When his factory was destroyed not once, but three times, by arsonists in the early 1870s, he suspected Confederate sympathizers; each time he rebuilt his business out of financial necessity, but perhaps also as a message to his political opponents that he would not be bullied into submission.
In personal letters to family members, he took on the role of interlocutor between relatives separated by states and oceans while also happily assuming the role of family “thought leader,” even enlisting relatives living in England in helping to publish some of his letters in English newspapers.

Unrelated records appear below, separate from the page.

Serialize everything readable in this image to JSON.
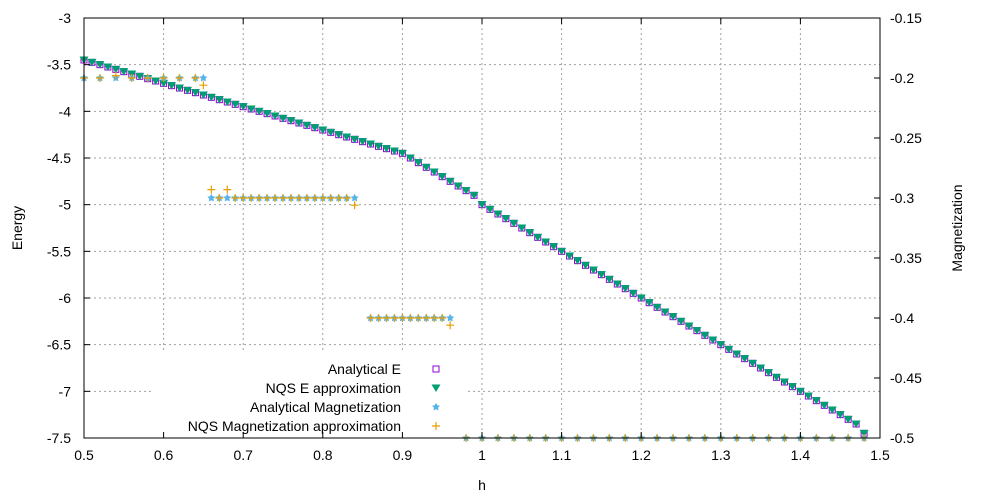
{
  "chart_data": {
    "type": "scatter",
    "xlabel": "h",
    "ylabel": "Energy",
    "y2label": "Magnetization",
    "xlim": [
      0.5,
      1.5
    ],
    "ylim": [
      -7.5,
      -3
    ],
    "y2lim": [
      -0.5,
      -0.15
    ],
    "xticks": [
      "0.5",
      "0.6",
      "0.7",
      "0.8",
      "0.9",
      "1",
      "1.1",
      "1.2",
      "1.3",
      "1.4",
      "1.5"
    ],
    "yticks": [
      "-3",
      "-3.5",
      "-4",
      "-4.5",
      "-5",
      "-5.5",
      "-6",
      "-6.5",
      "-7",
      "-7.5"
    ],
    "y2ticks": [
      "-0.15",
      "-0.2",
      "-0.25",
      "-0.3",
      "-0.35",
      "-0.4",
      "-0.45",
      "-0.5"
    ],
    "grid": true,
    "legend_position": "bottom-center",
    "series": [
      {
        "name": "Analytical E",
        "axis": "y",
        "marker": "open-square",
        "color": "#9400d3",
        "x": [
          0.5,
          0.51,
          0.52,
          0.53,
          0.54,
          0.55,
          0.56,
          0.57,
          0.58,
          0.59,
          0.6,
          0.61,
          0.62,
          0.63,
          0.64,
          0.65,
          0.66,
          0.67,
          0.68,
          0.69,
          0.7,
          0.71,
          0.72,
          0.73,
          0.74,
          0.75,
          0.76,
          0.77,
          0.78,
          0.79,
          0.8,
          0.81,
          0.82,
          0.83,
          0.84,
          0.85,
          0.86,
          0.87,
          0.88,
          0.89,
          0.9,
          0.91,
          0.92,
          0.93,
          0.94,
          0.95,
          0.96,
          0.97,
          0.98,
          0.99,
          1.0,
          1.01,
          1.02,
          1.03,
          1.04,
          1.05,
          1.06,
          1.07,
          1.08,
          1.09,
          1.1,
          1.11,
          1.12,
          1.13,
          1.14,
          1.15,
          1.16,
          1.17,
          1.18,
          1.19,
          1.2,
          1.21,
          1.22,
          1.23,
          1.24,
          1.25,
          1.26,
          1.27,
          1.28,
          1.29,
          1.3,
          1.31,
          1.32,
          1.33,
          1.34,
          1.35,
          1.36,
          1.37,
          1.38,
          1.39,
          1.4,
          1.41,
          1.42,
          1.43,
          1.44,
          1.45,
          1.46,
          1.47,
          1.48
        ],
        "y": [
          -3.45,
          -3.475,
          -3.5,
          -3.525,
          -3.55,
          -3.575,
          -3.6,
          -3.625,
          -3.65,
          -3.675,
          -3.7,
          -3.725,
          -3.75,
          -3.775,
          -3.8,
          -3.825,
          -3.85,
          -3.875,
          -3.9,
          -3.925,
          -3.95,
          -3.975,
          -4.0,
          -4.025,
          -4.05,
          -4.075,
          -4.1,
          -4.125,
          -4.15,
          -4.175,
          -4.2,
          -4.225,
          -4.25,
          -4.275,
          -4.3,
          -4.325,
          -4.35,
          -4.375,
          -4.4,
          -4.425,
          -4.45,
          -4.5,
          -4.55,
          -4.6,
          -4.65,
          -4.7,
          -4.75,
          -4.8,
          -4.85,
          -4.9,
          -5.0,
          -5.05,
          -5.1,
          -5.15,
          -5.2,
          -5.25,
          -5.3,
          -5.35,
          -5.4,
          -5.45,
          -5.5,
          -5.55,
          -5.6,
          -5.65,
          -5.7,
          -5.75,
          -5.8,
          -5.85,
          -5.9,
          -5.95,
          -6.0,
          -6.05,
          -6.1,
          -6.15,
          -6.2,
          -6.25,
          -6.3,
          -6.35,
          -6.4,
          -6.45,
          -6.5,
          -6.55,
          -6.6,
          -6.65,
          -6.7,
          -6.75,
          -6.8,
          -6.85,
          -6.9,
          -6.95,
          -7.0,
          -7.05,
          -7.1,
          -7.15,
          -7.2,
          -7.25,
          -7.3,
          -7.35,
          -7.45
        ]
      },
      {
        "name": "NQS E approximation",
        "axis": "y",
        "marker": "filled-triangle-down",
        "color": "#009e73",
        "x": [
          0.5,
          0.51,
          0.52,
          0.53,
          0.54,
          0.55,
          0.56,
          0.57,
          0.58,
          0.59,
          0.6,
          0.61,
          0.62,
          0.63,
          0.64,
          0.65,
          0.66,
          0.67,
          0.68,
          0.69,
          0.7,
          0.71,
          0.72,
          0.73,
          0.74,
          0.75,
          0.76,
          0.77,
          0.78,
          0.79,
          0.8,
          0.81,
          0.82,
          0.83,
          0.84,
          0.85,
          0.86,
          0.87,
          0.88,
          0.89,
          0.9,
          0.91,
          0.92,
          0.93,
          0.94,
          0.95,
          0.96,
          0.97,
          0.98,
          0.99,
          1.0,
          1.01,
          1.02,
          1.03,
          1.04,
          1.05,
          1.06,
          1.07,
          1.08,
          1.09,
          1.1,
          1.11,
          1.12,
          1.13,
          1.14,
          1.15,
          1.16,
          1.17,
          1.18,
          1.19,
          1.2,
          1.21,
          1.22,
          1.23,
          1.24,
          1.25,
          1.26,
          1.27,
          1.28,
          1.29,
          1.3,
          1.31,
          1.32,
          1.33,
          1.34,
          1.35,
          1.36,
          1.37,
          1.38,
          1.39,
          1.4,
          1.41,
          1.42,
          1.43,
          1.44,
          1.45,
          1.46,
          1.47,
          1.48
        ],
        "y": [
          -3.45,
          -3.475,
          -3.5,
          -3.525,
          -3.55,
          -3.575,
          -3.6,
          -3.625,
          -3.65,
          -3.675,
          -3.7,
          -3.725,
          -3.75,
          -3.775,
          -3.8,
          -3.825,
          -3.85,
          -3.875,
          -3.9,
          -3.925,
          -3.95,
          -3.975,
          -4.0,
          -4.025,
          -4.05,
          -4.075,
          -4.1,
          -4.125,
          -4.15,
          -4.175,
          -4.2,
          -4.225,
          -4.25,
          -4.275,
          -4.3,
          -4.325,
          -4.35,
          -4.375,
          -4.4,
          -4.425,
          -4.45,
          -4.5,
          -4.55,
          -4.6,
          -4.65,
          -4.7,
          -4.75,
          -4.8,
          -4.85,
          -4.9,
          -5.0,
          -5.05,
          -5.1,
          -5.15,
          -5.2,
          -5.25,
          -5.3,
          -5.35,
          -5.4,
          -5.45,
          -5.5,
          -5.55,
          -5.6,
          -5.65,
          -5.7,
          -5.75,
          -5.8,
          -5.85,
          -5.9,
          -5.95,
          -6.0,
          -6.05,
          -6.1,
          -6.15,
          -6.2,
          -6.25,
          -6.3,
          -6.35,
          -6.4,
          -6.45,
          -6.5,
          -6.55,
          -6.6,
          -6.65,
          -6.7,
          -6.75,
          -6.8,
          -6.85,
          -6.9,
          -6.95,
          -7.0,
          -7.05,
          -7.1,
          -7.15,
          -7.2,
          -7.25,
          -7.3,
          -7.35,
          -7.45
        ]
      },
      {
        "name": "Analytical Magnetization",
        "axis": "y2",
        "marker": "filled-star",
        "color": "#56b4e9",
        "x": [
          0.5,
          0.52,
          0.54,
          0.56,
          0.58,
          0.6,
          0.62,
          0.64,
          0.65,
          0.66,
          0.67,
          0.68,
          0.69,
          0.7,
          0.71,
          0.72,
          0.73,
          0.74,
          0.75,
          0.76,
          0.77,
          0.78,
          0.79,
          0.8,
          0.81,
          0.82,
          0.83,
          0.84,
          0.86,
          0.87,
          0.88,
          0.89,
          0.9,
          0.91,
          0.92,
          0.93,
          0.94,
          0.95,
          0.96,
          0.98,
          1.0,
          1.02,
          1.04,
          1.06,
          1.08,
          1.1,
          1.12,
          1.14,
          1.16,
          1.18,
          1.2,
          1.22,
          1.24,
          1.26,
          1.28,
          1.3,
          1.32,
          1.34,
          1.36,
          1.38,
          1.4,
          1.42,
          1.44,
          1.46,
          1.48
        ],
        "y": [
          -0.2,
          -0.2,
          -0.2,
          -0.2,
          -0.2,
          -0.2,
          -0.2,
          -0.2,
          -0.2,
          -0.3,
          -0.3,
          -0.3,
          -0.3,
          -0.3,
          -0.3,
          -0.3,
          -0.3,
          -0.3,
          -0.3,
          -0.3,
          -0.3,
          -0.3,
          -0.3,
          -0.3,
          -0.3,
          -0.3,
          -0.3,
          -0.3,
          -0.4,
          -0.4,
          -0.4,
          -0.4,
          -0.4,
          -0.4,
          -0.4,
          -0.4,
          -0.4,
          -0.4,
          -0.4,
          -0.5,
          -0.5,
          -0.5,
          -0.5,
          -0.5,
          -0.5,
          -0.5,
          -0.5,
          -0.5,
          -0.5,
          -0.5,
          -0.5,
          -0.5,
          -0.5,
          -0.5,
          -0.5,
          -0.5,
          -0.5,
          -0.5,
          -0.5,
          -0.5,
          -0.5,
          -0.5,
          -0.5,
          -0.5,
          -0.5
        ]
      },
      {
        "name": "NQS Magnetization approximation",
        "axis": "y2",
        "marker": "plus",
        "color": "#e69f00",
        "x": [
          0.5,
          0.52,
          0.54,
          0.56,
          0.58,
          0.6,
          0.62,
          0.64,
          0.65,
          0.66,
          0.67,
          0.68,
          0.69,
          0.7,
          0.71,
          0.72,
          0.73,
          0.74,
          0.75,
          0.76,
          0.77,
          0.78,
          0.79,
          0.8,
          0.81,
          0.82,
          0.83,
          0.84,
          0.86,
          0.87,
          0.88,
          0.89,
          0.9,
          0.91,
          0.92,
          0.93,
          0.94,
          0.95,
          0.96,
          0.98,
          1.0,
          1.02,
          1.04,
          1.06,
          1.08,
          1.1,
          1.12,
          1.14,
          1.16,
          1.18,
          1.2,
          1.22,
          1.24,
          1.26,
          1.28,
          1.3,
          1.32,
          1.34,
          1.36,
          1.38,
          1.4,
          1.42,
          1.44,
          1.46,
          1.48
        ],
        "y": [
          -0.2,
          -0.2,
          -0.198,
          -0.2,
          -0.2,
          -0.2,
          -0.2,
          -0.2,
          -0.206,
          -0.293,
          -0.3,
          -0.293,
          -0.3,
          -0.3,
          -0.3,
          -0.3,
          -0.3,
          -0.3,
          -0.3,
          -0.3,
          -0.3,
          -0.3,
          -0.3,
          -0.3,
          -0.3,
          -0.3,
          -0.3,
          -0.306,
          -0.4,
          -0.4,
          -0.4,
          -0.4,
          -0.4,
          -0.4,
          -0.4,
          -0.4,
          -0.4,
          -0.4,
          -0.406,
          -0.5,
          -0.5,
          -0.5,
          -0.5,
          -0.5,
          -0.5,
          -0.5,
          -0.5,
          -0.5,
          -0.5,
          -0.5,
          -0.5,
          -0.5,
          -0.5,
          -0.5,
          -0.5,
          -0.5,
          -0.5,
          -0.5,
          -0.5,
          -0.5,
          -0.5,
          -0.5,
          -0.5,
          -0.5,
          -0.5
        ]
      }
    ]
  }
}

Jackson’s business trajectory reminds us that history’s selective memory tends to flatten its multi-faceted characters from the past. For those interested in Reading’s industrial legacy, Thomas Jackson’s story becomes a one-sided parable of the classic American entrepreneurial spirit: appetite for risk, resilience in the face of adversity, and constant improvement–in business and in life. Conversely, for those examining America’s conflict over slavery and racial equality, Jackson’s story is re-oriented toward his abolitionist work and the “progressive” views that emerge in his letters and editorials (progressive in the sense that his views on racial equality often outpaced the prevailing sentiment of the time).
Ultimately, what distinguishes Thomas Jackson is the simultaneously larger-than-life and down-to-earth qualities that the historical record reveals to us. An ordinary businessman who, upon witnessing political and humanitarian crises, displayed an extraordinary commitment to civic duty.